Hendi Susanto: I see. And then can you give some puts and takes on gross margin and OpEx? I’m wondering like how sustainable gross margin at 25% to 26%. And OpEx, I saw that R&D dropped to $4.7 million. I’m wondering whether we would see like a rebound in R&D.

Farouq Tuweiq: Yes. So the R&D, kind of similar to the commentary that Lynn made earlier on our wages of the magnetics group, there was a little bit of an FX favor in there. And I would say, across all of our businesses, FX in multiple lines was close to $1 million for the quarter. So I think in the near term, with the economic world view, we think the dollar will probably continue to strengthen or maybe stay kind of where it is in relation to some of these other currencies. So I would say, we -- it is a benefit for us, probably around maybe for the near term. But it’s not necessarily something we’re planning on as we look at our operations to make sure we’re running a very lean operation over here. So that’s kind of the benefit that came from there. In terms of sustainability, I think we’ve been very public in terms of saying that we’re continuing the climb. And that’s going to come both on the pricing and revenue and begin with the customers and the SKUs and all that kind of good stuff, but also goes directly to where we develop and what kind of product niches we’re trying to get into a little bit more that gives a little bit more of a defensible moat. But the third leg of that stool is also going to be, as we think about just how we do business. And that’s going to -- hopefully, some of these things we’ll be sharing as time goes on. So I want to just highlight that it is a multipronged approach to both sustainability and increase and gives us comfort that we will get there because of the diversity of the optionality in front of us here.

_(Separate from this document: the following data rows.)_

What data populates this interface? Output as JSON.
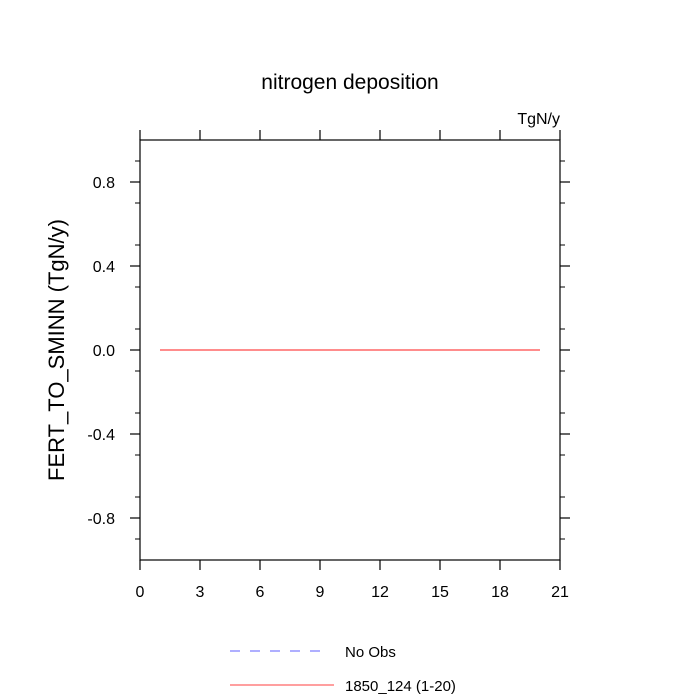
{
  "chart_data": {
    "type": "line",
    "title": "nitrogen deposition",
    "units_label": "TgN/y",
    "xlabel": "",
    "ylabel": "FERT_TO_SMINN  (TgN/y)",
    "xlim": [
      0,
      21
    ],
    "ylim": [
      -1,
      1
    ],
    "x_ticks": [
      0,
      3,
      6,
      9,
      12,
      15,
      18,
      21
    ],
    "y_ticks": [
      -0.8,
      -0.4,
      0.0,
      0.4,
      0.8
    ],
    "y_tick_labels": [
      "-0.8",
      "-0.4",
      "0.0",
      "0.4",
      "0.8"
    ],
    "grid": false,
    "legend_position": "bottom",
    "series": [
      {
        "name": "No Obs",
        "color": "#7f7fff",
        "dash": "dashed",
        "x": [],
        "y": []
      },
      {
        "name": "1850_124 (1-20)",
        "color": "#ff6666",
        "dash": "solid",
        "x": [
          1,
          2,
          3,
          4,
          5,
          6,
          7,
          8,
          9,
          10,
          11,
          12,
          13,
          14,
          15,
          16,
          17,
          18,
          19,
          20
        ],
        "y": [
          0,
          0,
          0,
          0,
          0,
          0,
          0,
          0,
          0,
          0,
          0,
          0,
          0,
          0,
          0,
          0,
          0,
          0,
          0,
          0
        ]
      }
    ]
  }
}
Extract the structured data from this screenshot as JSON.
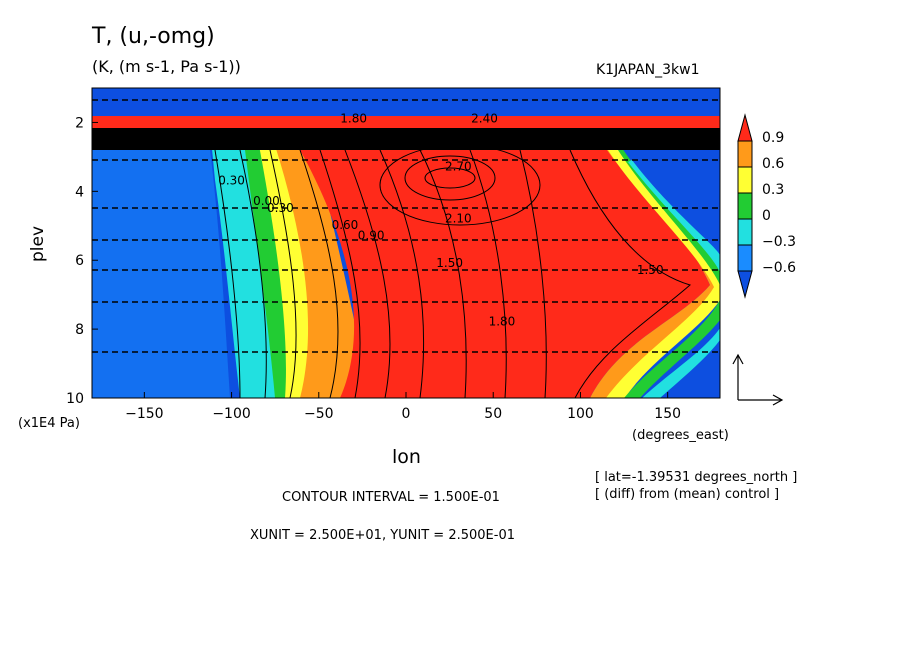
{
  "header": {
    "title": "T, (u,-omg)",
    "subtitle": "(K, (m s-1, Pa s-1))",
    "run_name": "K1JAPAN_3kw1"
  },
  "footer": {
    "lat_note": "[ lat=-1.39531 degrees_north ]",
    "diff_note": "[ (diff) from (mean) control ]",
    "contour_interval": "CONTOUR INTERVAL = 1.500E-01",
    "vector_units": "XUNIT = 2.500E+01, YUNIT = 2.500E-01"
  },
  "chart_data": {
    "type": "heatmap",
    "title": "T, (u,-omg)",
    "subtitle": "(K, (m s-1, Pa s-1))",
    "xlabel": "lon",
    "xunit": "(degrees_east)",
    "ylabel": "plev",
    "yunit": "(x1E4 Pa)",
    "xlim": [
      -180,
      180
    ],
    "ylim": [
      10,
      1
    ],
    "x_ticks": [
      -150,
      -100,
      -50,
      0,
      50,
      100,
      150
    ],
    "y_ticks": [
      2,
      4,
      6,
      8,
      10
    ],
    "colorbar": {
      "levels": [
        "0.9",
        "0.6",
        "0.3",
        "0",
        "-0.3",
        "-0.6"
      ],
      "colors": [
        "#ff2a1a",
        "#ff9a1a",
        "#ffff33",
        "#22cc33",
        "#22e0e0",
        "#1a8cff",
        "#0d4fe0"
      ]
    },
    "contour_labels": [
      {
        "text": "2.70",
        "lon": 30,
        "plev": 3.4
      },
      {
        "text": "2.40",
        "lon": 45,
        "plev": 2.0
      },
      {
        "text": "2.10",
        "lon": 30,
        "plev": 4.9
      },
      {
        "text": "1.80",
        "lon": -30,
        "plev": 2.0
      },
      {
        "text": "1.50",
        "lon": 25,
        "plev": 6.2
      },
      {
        "text": "1.80",
        "lon": 55,
        "plev": 7.9
      },
      {
        "text": "0.90",
        "lon": -20,
        "plev": 5.4
      },
      {
        "text": "0.60",
        "lon": -35,
        "plev": 5.1
      },
      {
        "text": "0.30",
        "lon": -72,
        "plev": 4.6
      },
      {
        "text": "0.00",
        "lon": -80,
        "plev": 4.4
      },
      {
        "text": "0.30",
        "lon": -100,
        "plev": 3.8
      },
      {
        "text": "1.50",
        "lon": 140,
        "plev": 6.4
      }
    ],
    "legend": "right"
  }
}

Operator: Thank you. Ladies and gentlemen, we have reached the end of the question-and-answer session. And I’d like to turn the call back to Dan Bernstein for closing remarks. Over to you, sir.

Dan Bernstein: Thank you for joining us today. We appreciate your time. And we’re looking forward to presenting our next results.

Operator: Thank you. Ladies and gentlemen, this concludes today’s conference call. You may disconnect your lines at this time. Thank you for your participation.